Videos by American Songwriter
ALAN LOMAX IN HAITI
Recordings for the Library of Congress
(HARTE)
[Rating: 4 stars]
In December 1936, Alan Lomax traveled to Haiti with a “turntable-cutting unit” and a stack of 12” blank aluminum disks to record on. He spent the next four months traveling around Haiti recording the songs and stories of the land. Lomax preferred to concentrate his focus on the music of the common everyday people, instead of that of the upper class, believing that the music of the common people is a snapshot document of that culture.

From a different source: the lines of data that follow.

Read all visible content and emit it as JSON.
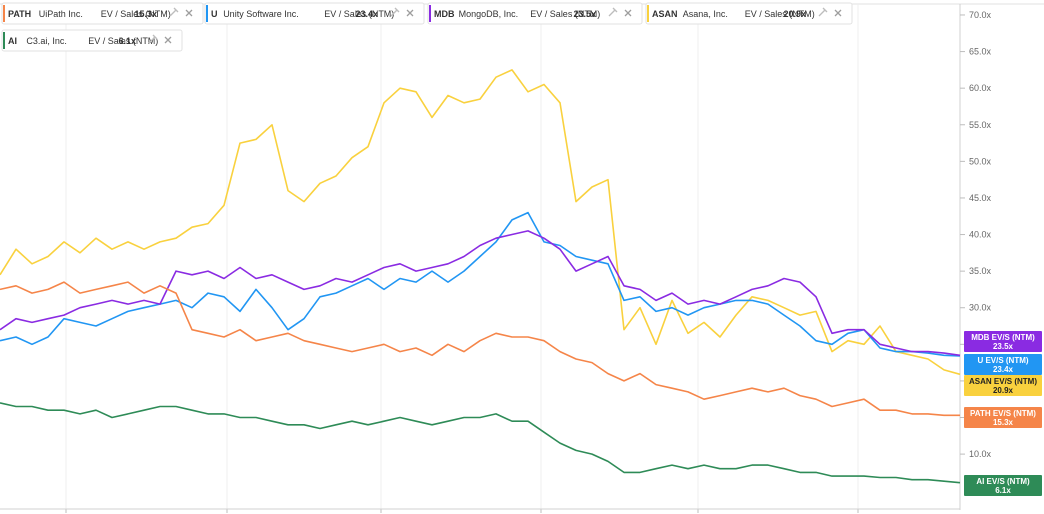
{
  "legend": [
    {
      "ticker": "PATH",
      "name": "UiPath Inc.",
      "metric": "EV / Sales (NTM)",
      "value": "15.3x",
      "color": "#F58549"
    },
    {
      "ticker": "U",
      "name": "Unity Software Inc.",
      "metric": "EV / Sales (NTM)",
      "value": "23.4x",
      "color": "#2196F3"
    },
    {
      "ticker": "MDB",
      "name": "MongoDB, Inc.",
      "metric": "EV / Sales (NTM)",
      "value": "23.5x",
      "color": "#8A2BE2"
    },
    {
      "ticker": "ASAN",
      "name": "Asana, Inc.",
      "metric": "EV / Sales (NTM)",
      "value": "20.9x",
      "color": "#F9D13E"
    },
    {
      "ticker": "AI",
      "name": "C3.ai, Inc.",
      "metric": "EV / Sales (NTM)",
      "value": "6.1x",
      "color": "#2E8B57"
    }
  ],
  "icons": {
    "pin": "pin-icon",
    "close": "close-icon"
  },
  "chart_data": {
    "type": "line",
    "xlabel": "",
    "ylabel": "",
    "ylim": [
      2.5,
      71.5
    ],
    "y_ticks": [
      "10.0x",
      "15.0x",
      "20.0x",
      "25.0x",
      "30.0x",
      "35.0x",
      "40.0x",
      "45.0x",
      "50.0x",
      "55.0x",
      "60.0x",
      "65.0x",
      "70.0x"
    ],
    "y_tick_values": [
      10,
      15,
      20,
      25,
      30,
      35,
      40,
      45,
      50,
      55,
      60,
      65,
      70
    ],
    "x_ticks": [
      "",
      "",
      "",
      "",
      "",
      ""
    ],
    "grid": {
      "vertical": true,
      "horizontal": false
    },
    "legend_position": "top-left",
    "x": [
      0,
      1,
      2,
      3,
      4,
      5,
      6,
      7,
      8,
      9,
      10,
      11,
      12,
      13,
      14,
      15,
      16,
      17,
      18,
      19,
      20,
      21,
      22,
      23,
      24,
      25,
      26,
      27,
      28,
      29,
      30,
      31,
      32,
      33,
      34,
      35,
      36,
      37,
      38,
      39,
      40,
      41,
      42,
      43,
      44,
      45,
      46,
      47,
      48,
      49,
      50,
      51,
      52,
      53,
      54,
      55,
      56,
      57,
      58,
      59,
      60
    ],
    "series": [
      {
        "name": "ASAN",
        "color": "#F9D13E",
        "end_label": "ASAN EV/S (NTM)",
        "end_value": "20.9x",
        "values": [
          34.5,
          38.0,
          36.0,
          37.0,
          39.0,
          37.5,
          39.5,
          38.0,
          39.0,
          38.0,
          39.0,
          39.5,
          41.0,
          41.5,
          44.0,
          52.5,
          53.0,
          55.0,
          46.0,
          44.5,
          47.0,
          48.0,
          50.5,
          52.0,
          58.0,
          60.0,
          59.5,
          56.0,
          59.0,
          58.0,
          58.5,
          61.5,
          62.5,
          59.5,
          60.5,
          58.0,
          44.5,
          46.5,
          47.5,
          27.0,
          30.0,
          25.0,
          31.0,
          26.5,
          28.0,
          26.0,
          29.0,
          31.5,
          31.0,
          30.0,
          29.0,
          29.5,
          24.0,
          25.5,
          25.0,
          27.5,
          24.0,
          23.5,
          23.0,
          21.5,
          20.9
        ]
      },
      {
        "name": "U",
        "color": "#2196F3",
        "end_label": "U EV/S (NTM)",
        "end_value": "23.4x",
        "values": [
          25.5,
          26.0,
          25.0,
          26.0,
          28.5,
          28.0,
          27.5,
          28.5,
          29.5,
          30.0,
          30.5,
          31.0,
          30.0,
          32.0,
          31.5,
          29.5,
          32.5,
          30.0,
          27.0,
          28.5,
          31.5,
          32.0,
          33.0,
          34.0,
          32.5,
          34.0,
          33.5,
          35.0,
          33.5,
          35.0,
          37.0,
          39.0,
          42.0,
          43.0,
          39.0,
          38.5,
          37.0,
          36.5,
          36.0,
          31.0,
          31.5,
          29.5,
          30.0,
          29.0,
          30.0,
          30.5,
          31.0,
          31.0,
          30.5,
          29.0,
          27.5,
          25.5,
          25.0,
          26.5,
          27.0,
          24.5,
          24.0,
          24.0,
          23.8,
          23.5,
          23.4
        ]
      },
      {
        "name": "MDB",
        "color": "#8A2BE2",
        "end_label": "MDB EV/S (NTM)",
        "end_value": "23.5x",
        "values": [
          27.0,
          28.5,
          28.0,
          28.5,
          29.0,
          30.0,
          30.5,
          31.0,
          30.5,
          31.0,
          30.5,
          35.0,
          34.5,
          35.0,
          34.0,
          35.5,
          34.0,
          34.5,
          33.5,
          32.5,
          33.0,
          34.0,
          33.5,
          34.5,
          35.5,
          36.0,
          35.0,
          35.5,
          36.0,
          37.0,
          38.5,
          39.5,
          40.0,
          40.5,
          39.5,
          38.0,
          35.0,
          36.0,
          37.0,
          33.0,
          32.5,
          31.0,
          32.0,
          30.5,
          31.0,
          30.5,
          31.5,
          32.5,
          33.0,
          34.0,
          33.5,
          31.5,
          26.5,
          27.0,
          27.0,
          25.0,
          24.5,
          24.0,
          24.0,
          23.8,
          23.5
        ]
      },
      {
        "name": "PATH",
        "color": "#F58549",
        "end_label": "PATH EV/S (NTM)",
        "end_value": "15.3x",
        "values": [
          32.5,
          33.0,
          32.0,
          32.5,
          33.5,
          32.0,
          32.5,
          33.0,
          33.5,
          32.0,
          33.0,
          32.0,
          27.0,
          26.5,
          26.0,
          27.0,
          25.5,
          26.0,
          26.5,
          25.5,
          25.0,
          24.5,
          24.0,
          24.5,
          25.0,
          24.0,
          24.5,
          23.5,
          25.0,
          24.0,
          25.5,
          26.5,
          26.0,
          26.0,
          25.5,
          24.0,
          23.0,
          22.5,
          21.0,
          20.0,
          21.0,
          19.5,
          19.0,
          18.5,
          17.5,
          18.0,
          18.5,
          19.0,
          18.5,
          19.0,
          18.0,
          17.5,
          16.5,
          17.0,
          17.5,
          16.0,
          16.0,
          15.5,
          15.5,
          15.3,
          15.3
        ]
      },
      {
        "name": "AI",
        "color": "#2E8B57",
        "end_label": "AI EV/S (NTM)",
        "end_value": "6.1x",
        "values": [
          17.0,
          16.5,
          16.5,
          16.0,
          16.0,
          15.5,
          16.0,
          15.0,
          15.5,
          16.0,
          16.5,
          16.5,
          16.0,
          15.5,
          15.5,
          15.0,
          15.0,
          14.5,
          14.0,
          14.0,
          13.5,
          14.0,
          14.5,
          14.0,
          14.5,
          15.0,
          14.5,
          14.0,
          14.5,
          15.0,
          15.0,
          15.5,
          14.5,
          14.5,
          13.0,
          11.5,
          10.5,
          10.0,
          9.0,
          7.5,
          7.5,
          8.0,
          8.5,
          8.0,
          8.5,
          8.0,
          8.0,
          8.5,
          8.5,
          8.0,
          7.5,
          7.5,
          7.0,
          7.0,
          7.0,
          6.8,
          6.8,
          6.5,
          6.5,
          6.3,
          6.1
        ]
      }
    ]
  }
}
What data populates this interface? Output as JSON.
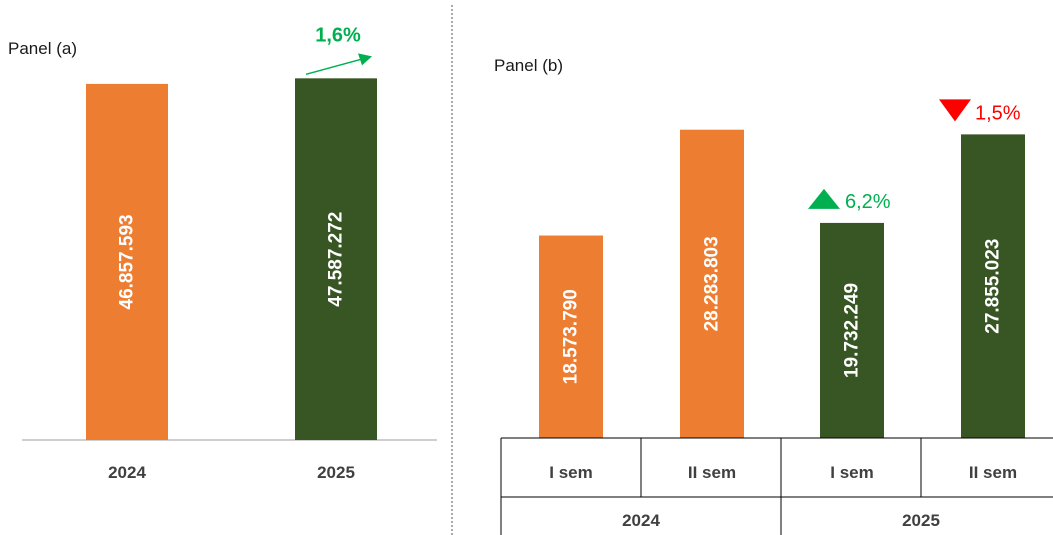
{
  "colors": {
    "orange": "#ed7d31",
    "green": "#375623",
    "up": "#00b050",
    "down": "#ff0000",
    "axis": "#bfbfbf",
    "frame": "#000000"
  },
  "chart_data": [
    {
      "type": "bar",
      "title": "Panel (a)",
      "categories": [
        "2024",
        "2025"
      ],
      "values": [
        46857593,
        47587272
      ],
      "value_labels": [
        "46.857.593",
        "47.587.272"
      ],
      "bar_colors": [
        "orange",
        "green"
      ],
      "annotation": {
        "text": "1,6%",
        "direction": "up"
      },
      "ylim": [
        0,
        50000000
      ]
    },
    {
      "type": "bar",
      "title": "Panel (b)",
      "categories": [
        "I sem",
        "II sem",
        "I sem",
        "II sem"
      ],
      "groups": [
        {
          "label": "2024",
          "span": 2
        },
        {
          "label": "2025",
          "span": 2
        }
      ],
      "values": [
        18573790,
        28283803,
        19732249,
        27855023
      ],
      "value_labels": [
        "18.573.790",
        "28.283.803",
        "19.732.249",
        "27.855.023"
      ],
      "bar_colors": [
        "orange",
        "orange",
        "green",
        "green"
      ],
      "annotations": [
        {
          "bar_index": 2,
          "text": "6,2%",
          "direction": "up"
        },
        {
          "bar_index": 3,
          "text": "1,5%",
          "direction": "down"
        }
      ],
      "ylim": [
        0,
        30000000
      ]
    }
  ]
}
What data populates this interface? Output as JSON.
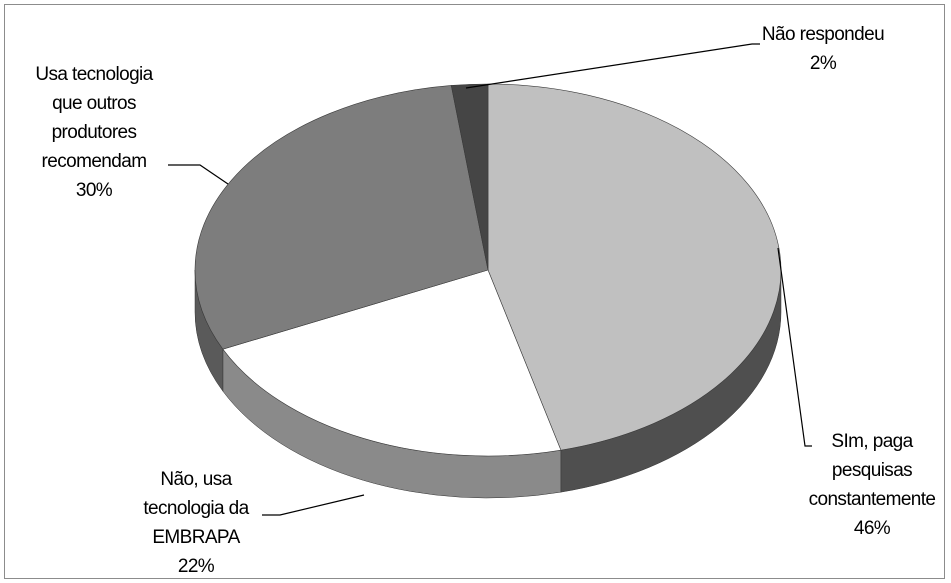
{
  "chart_data": {
    "type": "pie",
    "style": "3d",
    "slices": [
      {
        "label": "Sim, paga pesquisas constantemente",
        "label_lines": [
          "SIm, paga",
          "pesquisas",
          "constantemente"
        ],
        "value": 46,
        "pct_text": "46%",
        "color": "#c0c0c0",
        "side_color": "#4f4f4f"
      },
      {
        "label": "Não, usa tecnologia da EMBRAPA",
        "label_lines": [
          "Não, usa",
          "tecnologia da",
          "EMBRAPA"
        ],
        "value": 22,
        "pct_text": "22%",
        "color": "#ffffff",
        "side_color": "#8a8a8a"
      },
      {
        "label": "Usa tecnologia que outros produtores recomendam",
        "label_lines": [
          "Usa tecnologia",
          "que outros",
          "produtores",
          "recomendam"
        ],
        "value": 30,
        "pct_text": "30%",
        "color": "#7d7d7d",
        "side_color": "#5a5a5a"
      },
      {
        "label": "Não respondeu",
        "label_lines": [
          "Não respondeu"
        ],
        "value": 2,
        "pct_text": "2%",
        "color": "#454545",
        "side_color": "#2e2e2e"
      }
    ],
    "legend": "none",
    "data_labels": "outside with leader lines"
  }
}
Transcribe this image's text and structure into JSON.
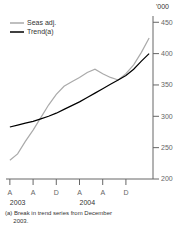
{
  "chart_data": {
    "type": "line",
    "x": [
      0,
      1,
      2,
      3,
      4,
      5,
      6,
      7,
      8,
      9,
      10,
      11,
      12,
      13,
      14,
      15,
      16,
      17,
      18
    ],
    "series": [
      {
        "name": "Seas adj.",
        "color": "#aaaaaa",
        "values": [
          230,
          240,
          260,
          278,
          298,
          318,
          335,
          348,
          355,
          362,
          370,
          375,
          368,
          362,
          358,
          368,
          382,
          402,
          425
        ]
      },
      {
        "name": "Trend(a)",
        "color": "#000000",
        "values": [
          283,
          286,
          289,
          292,
          296,
          300,
          305,
          311,
          317,
          323,
          330,
          337,
          344,
          351,
          358,
          365,
          375,
          388,
          400
        ]
      }
    ],
    "xlim": [
      -0.5,
      18.5
    ],
    "xticks": [
      {
        "value": 0,
        "label": "A"
      },
      {
        "value": 3,
        "label": "A"
      },
      {
        "value": 6,
        "label": "D"
      },
      {
        "value": 9,
        "label": "A"
      },
      {
        "value": 12,
        "label": "A"
      },
      {
        "value": 15,
        "label": "D"
      }
    ],
    "ylim": [
      200,
      460
    ],
    "yticks": [
      200,
      250,
      300,
      350,
      400,
      450
    ],
    "ylabel": "'000",
    "annotations": [
      {
        "text": "2003",
        "x": 0
      },
      {
        "text": "2004",
        "x": 9
      }
    ],
    "footnote": "(a) Break in trend series from December\n     2003.",
    "legend": "upper left",
    "grid": false
  }
}
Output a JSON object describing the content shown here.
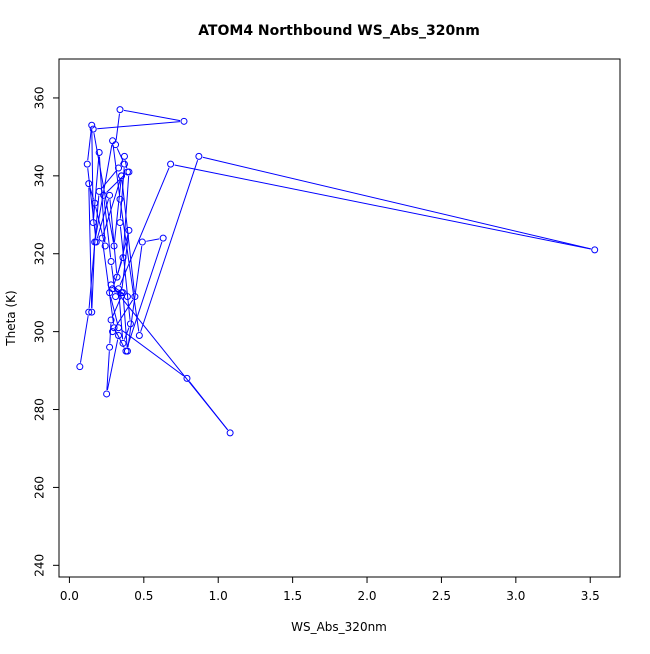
{
  "chart_data": {
    "type": "line",
    "title": "ATOM4 Northbound WS_Abs_320nm",
    "xlabel": "WS_Abs_320nm",
    "ylabel": "Theta (K)",
    "xlim": [
      -0.07,
      3.7
    ],
    "ylim": [
      237,
      370
    ],
    "x_ticks": [
      0.0,
      0.5,
      1.0,
      1.5,
      2.0,
      2.5,
      3.0,
      3.5
    ],
    "x_tick_labels": [
      "0.0",
      "0.5",
      "1.0",
      "1.5",
      "2.0",
      "2.5",
      "3.0",
      "3.5"
    ],
    "y_ticks": [
      240,
      260,
      280,
      300,
      320,
      340,
      360
    ],
    "y_tick_labels": [
      "240",
      "260",
      "280",
      "300",
      "320",
      "340",
      "360"
    ],
    "grid": false,
    "marker": "open-circle",
    "series": [
      {
        "color": "#0000ff",
        "x": [
          0.07,
          0.13,
          0.2,
          0.33,
          0.37,
          0.39,
          0.23,
          0.28,
          0.31,
          0.35,
          0.4,
          0.32,
          0.27,
          0.18,
          0.12,
          0.15,
          0.16,
          0.2,
          0.24,
          0.17,
          0.13,
          0.15,
          0.17,
          0.29,
          0.34,
          0.47,
          0.87,
          3.53,
          0.68,
          0.33,
          0.36,
          0.41,
          0.34,
          0.37,
          0.31,
          0.34,
          0.77,
          0.16,
          0.3,
          0.35,
          0.44,
          0.29,
          0.33,
          0.25,
          0.27,
          0.28,
          0.36,
          0.39,
          0.49,
          0.63,
          0.38,
          0.3,
          0.22,
          0.35,
          0.4,
          0.36,
          0.29,
          0.39,
          0.28,
          1.08,
          0.79,
          0.33,
          0.27
        ],
        "y": [
          291,
          305,
          336,
          342,
          345,
          341,
          335,
          318,
          309,
          310,
          326,
          314,
          335,
          323,
          343,
          353,
          328,
          346,
          322,
          333,
          338,
          305,
          323,
          349,
          334,
          299,
          345,
          321,
          343,
          311,
          297,
          302,
          328,
          343,
          348,
          357,
          354,
          352,
          322,
          340,
          309,
          300,
          299,
          284,
          296,
          303,
          310,
          295,
          323,
          324,
          295,
          301,
          324,
          340,
          341,
          319,
          311,
          309,
          312,
          274,
          288,
          301,
          310
        ]
      }
    ]
  }
}
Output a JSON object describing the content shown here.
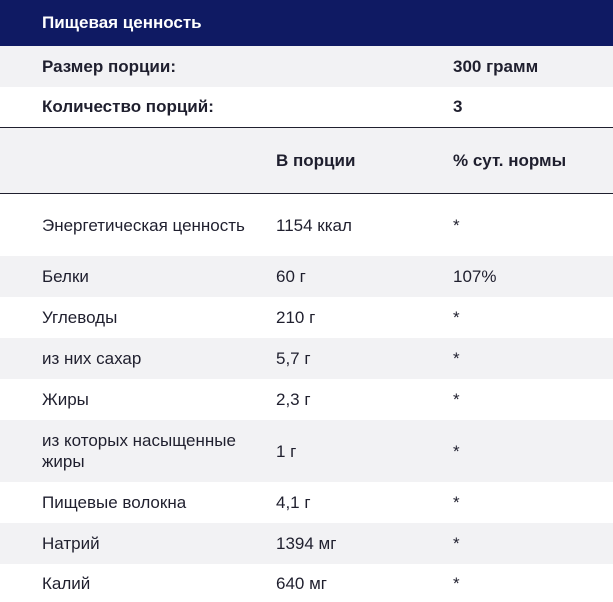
{
  "title": "Пищевая ценность",
  "serving": {
    "label": "Размер порции:",
    "value": "300 грамм"
  },
  "servings_count": {
    "label": "Количество порций:",
    "value": "3"
  },
  "columns": {
    "per_serving": "В порции",
    "daily_value": "% сут. нормы"
  },
  "rows": [
    {
      "name": "Энергетическая ценность",
      "per_serving": "1154 ккал",
      "daily": "*"
    },
    {
      "name": "Белки",
      "per_serving": "60 г",
      "daily": "107%"
    },
    {
      "name": "Углеводы",
      "per_serving": "210 г",
      "daily": "*"
    },
    {
      "name": "из них сахар",
      "per_serving": "5,7 г",
      "daily": "*"
    },
    {
      "name": "Жиры",
      "per_serving": "2,3 г",
      "daily": "*"
    },
    {
      "name": "из которых насыщенные жиры",
      "per_serving": "1 г",
      "daily": "*"
    },
    {
      "name": "Пищевые волокна",
      "per_serving": "4,1 г",
      "daily": "*"
    },
    {
      "name": "Натрий",
      "per_serving": "1394 мг",
      "daily": "*"
    },
    {
      "name": "Калий",
      "per_serving": "640 мг",
      "daily": "*"
    }
  ]
}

In this collection we have ten discs of material, each disc covering a different genre or event of the time; Meringues & Urban Music, Troubadour Music, Mardi Gras & Carnival, Rara & Vodou in Motion, Children’s Songs, Flowers of France, Francillia, Breaking of the Cakes at Le Roux, Songs of Labor and Leisure, and Worship. These recordings are more than 70 years old but have been cleaned up to sound as pristine as possible. The most interesting portion of this collection is the included Diary of Lomax as well as the intensive liner notes that explain each recording, list the lyrics in the original language (French, Creole, or English) as well as the English translations. This makes this collection not only valuable as a musical collection, but extremely interesting from a historical perspective. Highly recommended.